Death - Cairn water yacht



Then came the archaeologists, who opened the cairns (those that hadn’t long ago been plundered) and found cremated bones, earthenware pots, bone combs and bronze artefacts. They began to piece the story together.

The Bronsålderssund walk, meanders along the Bronze Age coast, visiting the sites of the settlements that have been discovered. Sometimes it clambers up to the cairns and stone settings on the tops of the hills, and furthest out on the island, it reaches the present sea coast, which is where we went paddling on Thursday. There’s not a lot of history to see. A few signs with brief information in Swedish (and briefer information in English). But the landscape is large on a small scale. Though the hills are not high, there’s a scramble to climb them, though the path itself is only about 4 km (1 mile), it winds about through trees and bushes, rocks and boulders, and gives a sense of great variety, complexity and distance. And it is easy to picture how it might have looked all those years ago, when the settlements were alive and the dead in the cairns were newly mourned.

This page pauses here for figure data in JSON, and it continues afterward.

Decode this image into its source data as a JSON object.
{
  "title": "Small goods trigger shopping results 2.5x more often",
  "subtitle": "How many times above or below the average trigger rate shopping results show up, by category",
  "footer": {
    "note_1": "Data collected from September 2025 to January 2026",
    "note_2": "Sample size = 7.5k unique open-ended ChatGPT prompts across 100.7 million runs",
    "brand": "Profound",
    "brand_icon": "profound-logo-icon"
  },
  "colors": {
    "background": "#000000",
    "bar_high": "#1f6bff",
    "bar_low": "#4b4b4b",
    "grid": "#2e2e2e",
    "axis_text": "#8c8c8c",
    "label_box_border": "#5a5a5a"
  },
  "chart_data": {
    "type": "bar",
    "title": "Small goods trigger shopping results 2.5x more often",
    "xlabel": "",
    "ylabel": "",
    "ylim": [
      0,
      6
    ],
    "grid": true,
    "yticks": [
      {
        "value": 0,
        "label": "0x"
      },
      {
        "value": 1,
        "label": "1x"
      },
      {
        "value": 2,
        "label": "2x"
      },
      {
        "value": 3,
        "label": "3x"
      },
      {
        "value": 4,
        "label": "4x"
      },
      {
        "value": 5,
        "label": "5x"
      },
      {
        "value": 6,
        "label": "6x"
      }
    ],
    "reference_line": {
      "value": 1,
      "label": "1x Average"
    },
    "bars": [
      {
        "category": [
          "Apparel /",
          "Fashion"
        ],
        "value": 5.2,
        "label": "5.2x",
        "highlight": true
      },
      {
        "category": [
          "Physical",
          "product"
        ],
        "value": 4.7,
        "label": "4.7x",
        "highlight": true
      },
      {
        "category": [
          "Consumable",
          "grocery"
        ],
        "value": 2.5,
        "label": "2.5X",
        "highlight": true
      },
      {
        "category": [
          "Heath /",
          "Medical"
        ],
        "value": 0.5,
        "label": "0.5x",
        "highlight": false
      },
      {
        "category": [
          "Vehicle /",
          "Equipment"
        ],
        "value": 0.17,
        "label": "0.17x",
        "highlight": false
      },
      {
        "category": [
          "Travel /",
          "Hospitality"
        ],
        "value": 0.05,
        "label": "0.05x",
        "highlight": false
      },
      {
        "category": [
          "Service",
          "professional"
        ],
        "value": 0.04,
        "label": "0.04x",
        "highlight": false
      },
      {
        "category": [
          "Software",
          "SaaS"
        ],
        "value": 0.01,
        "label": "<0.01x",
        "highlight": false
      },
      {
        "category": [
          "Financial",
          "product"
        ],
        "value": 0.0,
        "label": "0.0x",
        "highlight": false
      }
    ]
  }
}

A good day’s outing, in fine weather any time in the year. If you’re visiting Gothenburg and want to find out more go here! The path (my wife assures me) is clearly marked. Clearly, if you are not red-green colour-blind. If, like me, you have difficulty seeing red spots painted on lichen covered rocks, it’s a good idea to take someone with you who doesn’t have that problem. Or a dog.



Moss covered boulder with red spot. See it???



The are more photos from the walk at my Ipernity site. Come and visit!

Dry stone wall



Well, it’s good to be back and I will try to keep up this blog with a new entry every few days from now on. For now, though, Hej då!